Nerede onarılmış eserler varsa bakıyorum ya Bizans-Yunan yada tarih öncesi çağlarda yaşamış kavimlerin eserleri. Evet kültür insanlığın ortak malıdır,onları da koruyalım ama önce milletimizin verdiği vergilerle kendi kültür eserlerimizi bir ayağa kaldıralım. 

Sivas’ı gezip görenler bilir. Selçuklu eserlerinden  Gök medrese,kaleler ve kümbetler eşi ve benzeri olmayan yapılar. Gelin görün ki hepsi İmdat! İmdat! diye çığlık atarcasına yarısı toprağa gömülmüş,diğer yarısı ise o acı sonu beklemektedir.

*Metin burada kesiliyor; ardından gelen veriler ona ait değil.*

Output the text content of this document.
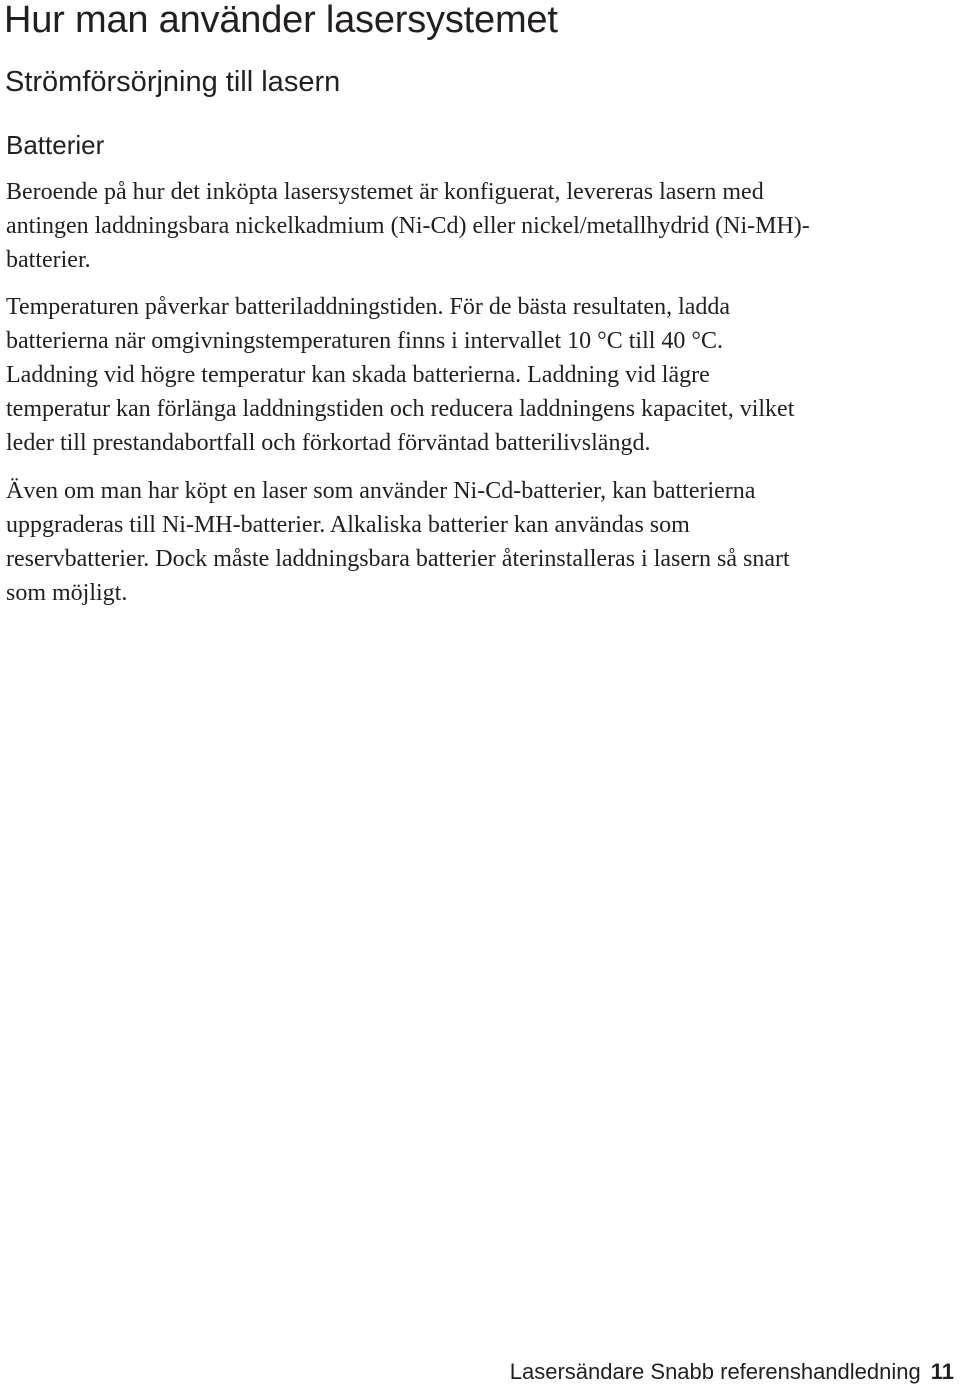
Hur man använder lasersystemet
Strömförsörjning till lasern
Batterier

Beroende på hur det inköpta lasersystemet är konfiguerat, levereras lasern med
antingen laddningsbara nickelkadmium (Ni-Cd) eller nickel/metallhydrid (Ni-MH)-
batterier.

Temperaturen påverkar batteriladdningstiden. För de bästa resultaten, ladda
batterierna när omgivningstemperaturen finns i intervallet 10 °C till 40 °C.
Laddning vid högre temperatur kan skada batterierna. Laddning vid lägre
temperatur kan förlänga laddningstiden och reducera laddningens kapacitet, vilket
leder till prestandabortfall och förkortad förväntad batterilivslängd.

Även om man har köpt en laser som använder Ni-Cd-batterier, kan batterierna
uppgraderas till Ni-MH-batterier. Alkaliska batterier kan användas som
reservbatterier. Dock måste laddningsbara batterier återinstalleras i lasern så snart
som möjligt.

Lasersändare Snabb referenshandledning 11
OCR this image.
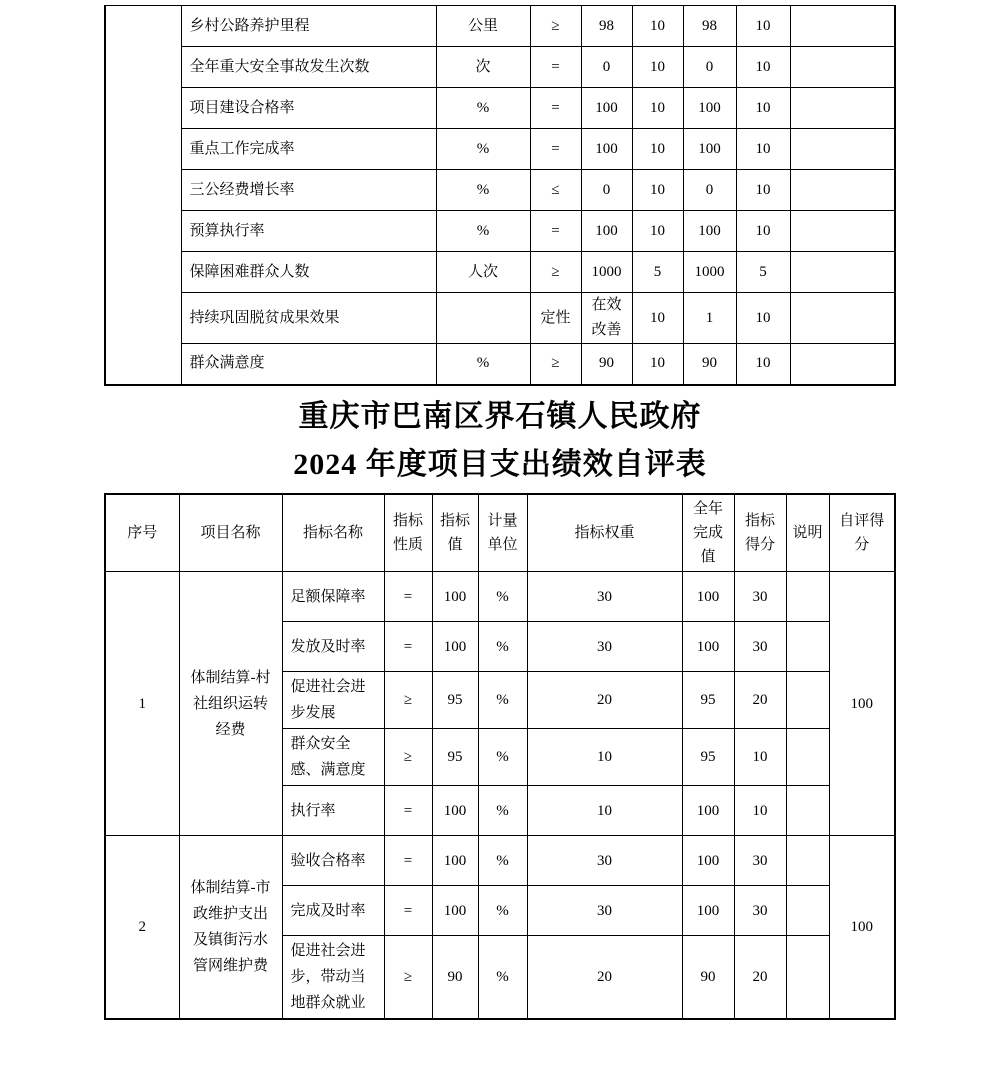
	乡村公路养护里程	公里	≥	98	10	98	10	
	全年重大安全事故发生次数	次	=	0	10	0	10	
	项目建设合格率	%	=	100	10	100	10	
	重点工作完成率	%	=	100	10	100	10	
	三公经费增长率	%	≤	0	10	0	10	
	预算执行率	%	=	100	10	100	10	
	保障困难群众人数	人次	≥	1000	5	1000	5	
	持续巩固脱贫成果效果		定性	在效改善	10	1	10	
	群众满意度	%	≥	90	10	90	10	
重庆市巴南区界石镇人民政府
2024 年度项目支出绩效自评表
序号	项目名称	指标名称	指标性质	指标值	计量单位	指标权重	全年完成值	指标得分	说明	自评得分
1	体制结算-村社组织运转经费	足额保障率	=	100	%	30	100	30		100
		发放及时率	=	100	%	30	100	30		
		促进社会进步发展	≥	95	%	20	95	20		
		群众安全感、满意度	≥	95	%	10	95	10		
		执行率	=	100	%	10	100	10		
2	体制结算-市政维护支出及镇街污水管网维护费	验收合格率	=	100	%	30	100	30		100
		完成及时率	=	100	%	30	100	30		
		促进社会进步，带动当地群众就业	≥	90	%	20	90	20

Kapı kaideleri ve kale duvarlarından düşen o parçalar birer göz yaşını andırdığını düşünmüşümdür hep.  O muhteşem eserler gözyaşlarını silecek ve kendilerini bu acıklı durumdan tutup ayağa kaldıracak birilerini beklemektedirler.

Çanakkale şehitliklerini hepimiz biliriz. Oralardaki top ve sığınaklarıda. Çanakkale’yi geçilmez yapan o topların halini gördükçe insanın yüreklerinin parçalanmamasını düşünmek mümkün değil. Namlusu eğilmiş bir tarafı yarı çamur içinde,Topların yan ayakları keza aynı şekilde,o sığınakların içi ve çevresi mezbelelik şeklinde içler acısı bir durum arz etmektedir.

 Evet değerli okuyucularım. Biz Türk milleti olarak daha çoook Ecyad kalesi,Kâbe Revakları v.b kaleler yitiririz. Bu eserlere bizler sahip çıkmazsak elbette başkaları çıkacak değildir.

Bu değerli eserlerimiz bulundukları yerlerdeki Türk milletinin Mührü ve damgasıdır. Geleceğimizin olmasını istiyorsak kültür mirasımıza sahip çıkmamız gerekiyor.

Çünkü Tarihi olmayanın geleceği de yok demektir.